Diamond: unfair and unfounded to say I was not candid
BOB Diamond yesterday accused the Treasury select committee of tarnishing his reputation as the Libor scandal surrounding the bank he once ran continues to unfold.
In a letter to chairman Andrew Tyrie, the former Barclays boss expressed “dismay” at the suggestion that he was “less than candid with the committee last week,” calling the implication “totally unfair and unfounded”.
MPs’ comments that evidence from Diamond and Barclays chairman Marcus Agius did not match up “have had a terribly unfair impact upon my reputation, which is of paramount concern to me,” added Diamond.

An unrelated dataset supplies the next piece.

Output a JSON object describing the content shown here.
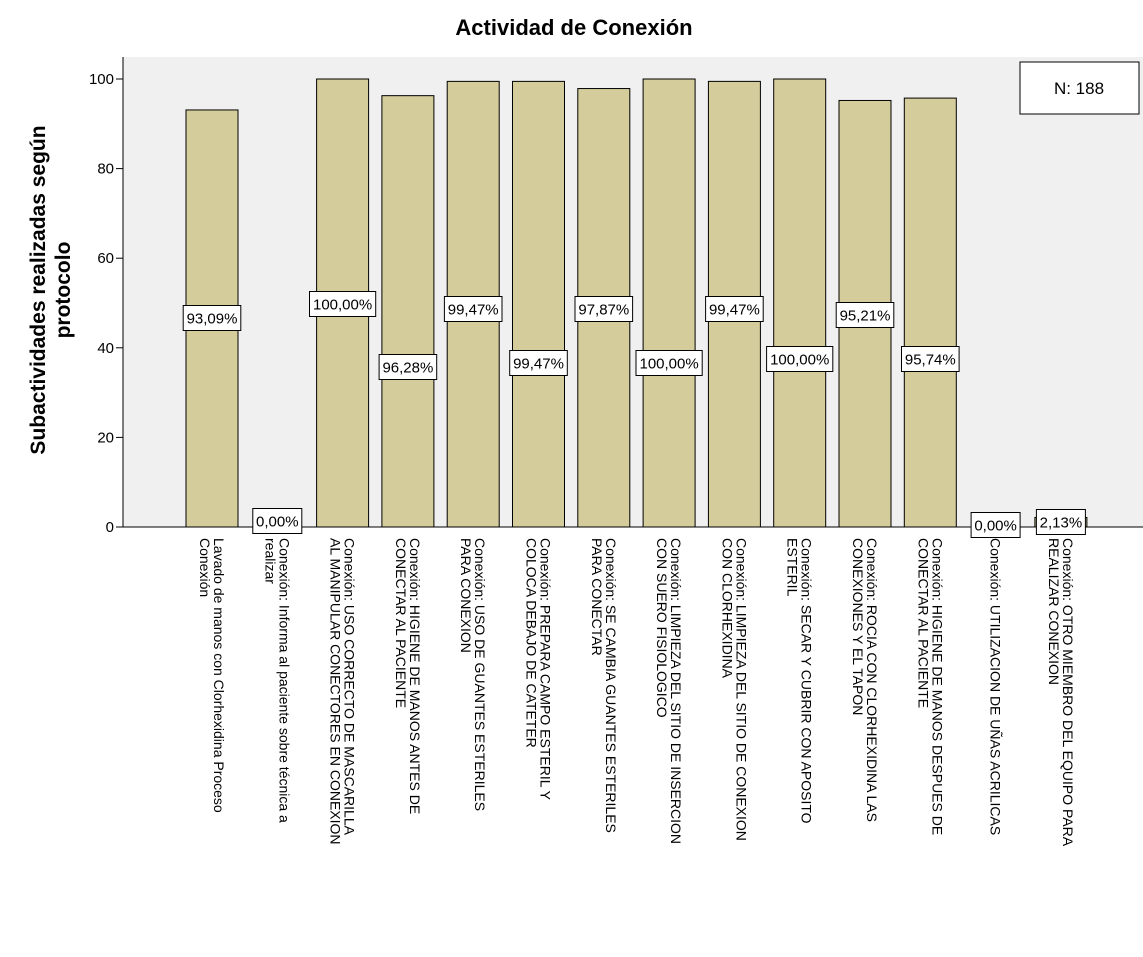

Diamond’s fightback comes as it emerged shareholders in Barclays have expressed their concern at the involvement of Bank of England governor Sir Mervyn King in the former chief executive’s departure, a banking analyst said yesterday.
“I know a number of shareholders in Barclays who are outraged at the role of the Bank of England,” Ian Gordon of Investec told City A.M. yesterday.
“The majority of shareholders were behind Bob Diamond after the Libor report was first published and both the FSA report and the US authorities congratulated Barclays on its openness and thoroughness and exonerated senior members of the management.”
“The messages from the regulators have been inconsistent and in the end they played to the gallery,” said Gordon. “Bob Diamond’s removal was popular so they asked for it. It is a pretty shameful state of affairs.”
Agius confirmed yesterday that he had been summoned by King to a meeting at which the removal of Diamond was requested on the grounds that regulators had lost confidence in him.